Truth is Stranger than Fiction: Authors Join Call for Rights Online

Five hundred (and counting) of the world’s finest authors have signed a call to the United Nations for a digital bill of rights, following Edward Snowden’s whistle-blowing on how the US government (and others) use big data technologies to monitor people’s activities on the internet and other networks. The demand is for human rights to be respected in the digital domain, and Netopia can only agree and support this initiative. In fact, it could just as well have been inspired by Netopia’s manifesto!

One point that the authors make is that personal information belongs to each person and not to anyone else. That could seem obvious, but most online services regard user data as their property: it was created on their service after all.
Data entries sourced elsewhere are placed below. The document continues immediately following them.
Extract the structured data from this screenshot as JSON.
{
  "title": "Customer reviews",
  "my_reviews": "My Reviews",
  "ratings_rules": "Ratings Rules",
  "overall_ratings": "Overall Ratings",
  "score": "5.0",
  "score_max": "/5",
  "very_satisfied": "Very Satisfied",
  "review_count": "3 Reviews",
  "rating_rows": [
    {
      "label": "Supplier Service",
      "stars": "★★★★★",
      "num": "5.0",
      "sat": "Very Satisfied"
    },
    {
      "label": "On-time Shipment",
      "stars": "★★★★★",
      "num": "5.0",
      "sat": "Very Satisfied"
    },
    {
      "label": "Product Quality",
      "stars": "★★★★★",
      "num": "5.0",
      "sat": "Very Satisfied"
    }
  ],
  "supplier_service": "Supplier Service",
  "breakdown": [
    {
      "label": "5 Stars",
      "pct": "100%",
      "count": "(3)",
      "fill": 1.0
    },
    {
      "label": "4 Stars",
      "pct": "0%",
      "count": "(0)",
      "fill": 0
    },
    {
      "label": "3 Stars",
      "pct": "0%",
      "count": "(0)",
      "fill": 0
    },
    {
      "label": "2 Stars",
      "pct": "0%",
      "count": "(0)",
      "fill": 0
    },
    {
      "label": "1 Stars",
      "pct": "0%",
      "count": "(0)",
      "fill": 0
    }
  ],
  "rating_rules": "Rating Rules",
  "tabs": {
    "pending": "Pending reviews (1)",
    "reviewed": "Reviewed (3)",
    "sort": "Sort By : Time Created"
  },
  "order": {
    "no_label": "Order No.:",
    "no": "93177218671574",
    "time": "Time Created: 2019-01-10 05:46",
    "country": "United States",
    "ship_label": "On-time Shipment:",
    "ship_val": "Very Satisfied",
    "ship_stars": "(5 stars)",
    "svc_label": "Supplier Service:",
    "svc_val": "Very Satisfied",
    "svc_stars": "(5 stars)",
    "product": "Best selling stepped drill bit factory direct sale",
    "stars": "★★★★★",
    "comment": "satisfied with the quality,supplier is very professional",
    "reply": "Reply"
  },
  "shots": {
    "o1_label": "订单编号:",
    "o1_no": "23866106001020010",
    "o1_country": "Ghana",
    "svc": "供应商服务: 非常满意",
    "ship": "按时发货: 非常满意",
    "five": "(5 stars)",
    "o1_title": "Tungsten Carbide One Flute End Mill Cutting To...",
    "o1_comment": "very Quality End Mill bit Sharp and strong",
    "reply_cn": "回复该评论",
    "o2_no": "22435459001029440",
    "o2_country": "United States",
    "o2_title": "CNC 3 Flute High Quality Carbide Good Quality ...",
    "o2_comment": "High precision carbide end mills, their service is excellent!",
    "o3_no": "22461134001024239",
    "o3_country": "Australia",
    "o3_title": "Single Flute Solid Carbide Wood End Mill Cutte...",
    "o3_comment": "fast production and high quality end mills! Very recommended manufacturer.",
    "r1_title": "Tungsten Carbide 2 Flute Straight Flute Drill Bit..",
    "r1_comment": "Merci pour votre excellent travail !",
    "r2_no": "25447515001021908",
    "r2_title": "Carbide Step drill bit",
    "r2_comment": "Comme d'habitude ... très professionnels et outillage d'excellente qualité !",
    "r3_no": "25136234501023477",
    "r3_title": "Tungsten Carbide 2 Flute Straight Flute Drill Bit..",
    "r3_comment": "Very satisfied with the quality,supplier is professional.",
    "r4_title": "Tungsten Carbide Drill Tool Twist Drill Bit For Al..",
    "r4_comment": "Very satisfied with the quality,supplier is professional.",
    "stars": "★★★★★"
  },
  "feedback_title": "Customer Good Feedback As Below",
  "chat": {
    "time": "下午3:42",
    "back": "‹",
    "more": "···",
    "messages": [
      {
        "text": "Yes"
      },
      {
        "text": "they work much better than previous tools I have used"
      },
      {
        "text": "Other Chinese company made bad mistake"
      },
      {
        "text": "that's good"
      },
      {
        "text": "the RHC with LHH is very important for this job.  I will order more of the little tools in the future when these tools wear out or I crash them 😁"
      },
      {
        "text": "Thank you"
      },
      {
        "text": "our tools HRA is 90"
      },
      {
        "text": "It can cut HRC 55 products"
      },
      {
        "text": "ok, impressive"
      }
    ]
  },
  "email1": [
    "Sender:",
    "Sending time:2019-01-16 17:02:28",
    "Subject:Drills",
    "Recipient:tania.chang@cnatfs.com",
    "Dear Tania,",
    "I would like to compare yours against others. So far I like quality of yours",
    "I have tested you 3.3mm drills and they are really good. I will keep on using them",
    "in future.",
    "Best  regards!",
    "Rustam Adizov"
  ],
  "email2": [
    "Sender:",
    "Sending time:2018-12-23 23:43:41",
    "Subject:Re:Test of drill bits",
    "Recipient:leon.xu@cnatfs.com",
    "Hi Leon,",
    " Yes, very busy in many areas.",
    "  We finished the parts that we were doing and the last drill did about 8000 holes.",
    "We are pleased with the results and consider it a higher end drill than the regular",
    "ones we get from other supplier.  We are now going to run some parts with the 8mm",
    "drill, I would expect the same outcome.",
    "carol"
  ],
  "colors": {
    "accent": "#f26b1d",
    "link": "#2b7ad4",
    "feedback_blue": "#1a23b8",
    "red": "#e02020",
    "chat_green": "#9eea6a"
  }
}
It seems, however, that the European Commission will agree more with the authors, as the Data Protection-reform takes the view of the individual users’ rights, including “the right to be forgotten”. This may prove some of the free online services business models difficult to maintain in the longer term. A completely different view was suggested by Cukier & Mayer-Schönberger in the book Big Data earlier this year, that it’s the use and not the collection of data that should be regulated and that companies should be made accountable for any abuse in how they use personal data. Interesting point, but that was before Edward Snowden demonstrated that all databases can leak, one way or other. Your data is never safe, once it has been collected. The only way forward is for governments and internet services to regain the public’s confidence by introducing strong rules on how data can be used. EU’s data protection regulation is a start.

A new Snowden-document reveals that the NSA and GCHQ infiltrated online games like World of Warcraft to look for terrorist activity – not in the game, but with the game as a communication platform. Sounds like an April Fool’s joke, but the date is wrong. To make sure agents did not spy on one another a “deconfliction group” was put in place. Good thing, anyone who read Ghosts (the second part of Paul Auster’s New York Trilogy) knows how easily spies end up accidentally targeting each other. Paul Auster is by the way one of the authors that signed the petition, so the governments of the world better listen.